Down from that was Stephen Shanabrook, in a seat in front of an industrial fan that blew freshly made cotton candy into a sort of grotesque cocoon that encased him. When he finally got up out of his chair later, after two hours of sitting there in sickly sweetness, he was in high spirits. “It wasn’t bad, actually,” the artist said. “It’s hot—it’s melted sugar when it comes out—but once you get a coating you don’t feel it anymore.” The outdoor setting made it more appealing than in a gallery, in any case: “I could see the sun through it,” he said, “and it was gorgeous.”
Cocktails were sipped in the center of the grounds around stores of art being auctioned for the benefit of Watermill, to help fund its residency programs for artists from around the world. (Artists from 26 nations took part in the night, as Wilson proudly pointed out.) But the triumphal vibe took a hit, at least for those of certain political persuasions, upon the arrival of a signal-scrambling guest: Rudy Giuliani. He looked bemused but also, in his baby blue blazer and yellow tie, in no small part pleased with the pageantry surrounding him. One couldn’t help but wonder how so much politically pointed and rhetorically noxious awfulness in recent years could emit from behind what seemed at least fleetingly like a perfectly affable mien.
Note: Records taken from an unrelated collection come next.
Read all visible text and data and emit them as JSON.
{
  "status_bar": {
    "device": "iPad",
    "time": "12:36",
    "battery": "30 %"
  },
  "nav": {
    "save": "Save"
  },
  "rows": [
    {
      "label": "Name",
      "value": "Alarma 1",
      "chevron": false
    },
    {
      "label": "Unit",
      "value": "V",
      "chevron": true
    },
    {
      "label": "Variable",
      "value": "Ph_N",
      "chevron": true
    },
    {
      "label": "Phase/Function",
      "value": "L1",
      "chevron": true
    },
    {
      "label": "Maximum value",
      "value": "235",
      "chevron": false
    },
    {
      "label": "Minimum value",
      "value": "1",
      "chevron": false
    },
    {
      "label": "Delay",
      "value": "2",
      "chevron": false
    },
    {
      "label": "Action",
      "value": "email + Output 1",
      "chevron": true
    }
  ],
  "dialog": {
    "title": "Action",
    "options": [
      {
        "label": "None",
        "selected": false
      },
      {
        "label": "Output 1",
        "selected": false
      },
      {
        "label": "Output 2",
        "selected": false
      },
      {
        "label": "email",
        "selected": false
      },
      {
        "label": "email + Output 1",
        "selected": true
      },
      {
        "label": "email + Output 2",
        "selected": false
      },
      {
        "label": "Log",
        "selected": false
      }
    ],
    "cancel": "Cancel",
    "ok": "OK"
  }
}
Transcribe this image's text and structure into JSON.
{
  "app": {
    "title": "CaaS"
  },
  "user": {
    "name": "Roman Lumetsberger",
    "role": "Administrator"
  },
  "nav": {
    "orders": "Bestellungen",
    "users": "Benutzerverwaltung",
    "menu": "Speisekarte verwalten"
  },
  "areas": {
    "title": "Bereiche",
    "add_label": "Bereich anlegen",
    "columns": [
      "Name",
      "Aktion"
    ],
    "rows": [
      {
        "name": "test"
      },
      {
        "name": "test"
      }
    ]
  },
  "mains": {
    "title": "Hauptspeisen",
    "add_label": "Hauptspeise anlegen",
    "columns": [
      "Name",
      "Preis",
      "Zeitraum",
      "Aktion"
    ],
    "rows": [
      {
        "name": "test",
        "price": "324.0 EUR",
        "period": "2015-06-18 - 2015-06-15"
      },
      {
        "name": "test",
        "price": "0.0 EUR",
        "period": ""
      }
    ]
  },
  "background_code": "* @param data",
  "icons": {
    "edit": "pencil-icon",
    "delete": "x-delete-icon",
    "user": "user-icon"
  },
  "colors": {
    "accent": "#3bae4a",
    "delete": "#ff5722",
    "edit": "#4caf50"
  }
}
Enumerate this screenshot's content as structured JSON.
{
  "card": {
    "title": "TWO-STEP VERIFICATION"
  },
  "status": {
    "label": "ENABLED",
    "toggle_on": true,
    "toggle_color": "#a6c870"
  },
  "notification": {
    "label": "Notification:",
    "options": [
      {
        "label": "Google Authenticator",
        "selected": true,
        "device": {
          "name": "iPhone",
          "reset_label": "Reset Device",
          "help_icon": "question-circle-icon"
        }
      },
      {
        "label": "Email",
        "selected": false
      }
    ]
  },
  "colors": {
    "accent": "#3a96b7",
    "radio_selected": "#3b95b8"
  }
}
What he was doing there, in any case, would remain unknown, perhaps for the best.
At the dinner later under a big tent, guests were greeted on the way to their tables by a looped soundtrack playing “I’m Set Free” by Lou Reed, who was the subject of tribute for the night and the source of the event’s theme: “Fly into the Sun.” Laurie Anderson was there to celebrate her departed husband, and she took the stage hesitantly at the beginning of auction proceedings while attendees started working their way through dinner. “Are we still looking for money?” she asked at the very start.
At one point, trying to drum up funds for more artist residencies, Robert Downey Jr. jumped up on the stage and implored guests to give. “I will demand one hand from each table,” he said, “or I’m going to start getting really nutty.” Some extra gifts of $5,000 came in before Wilson himself stepped up again and said, “Be a headlight for what is right.”
Between courses, Claude Grunitzky—the newly appointed president of the Byrd Hoffman Water Mill Foundation, which oversees the Watermill Center—said he was happy with what he had seen over the night. “I see more diversity and intergenerational discussion, which are important to me,” he said. “I want to bring more diversity. I get bothered by the segregation of the Hamptons, where the very wealthy elite live on one side and underserved communities on another. I want to bring more inclusion through education. It’s a mission that is more crucial than ever, and not just for those who can afford it.”
Raúl de Nieves, who was attending the benefit for his first time, said the experience made him feel tapped into a storied lineage—the Watermill Center was founded in 1992—that he had not known so extensively before. “My performance practice is about conjuring a good time with my friends,” he said, “and it’s amazing to be a part of something that has been cultivated for 25 years. There’s so much that can happen here.”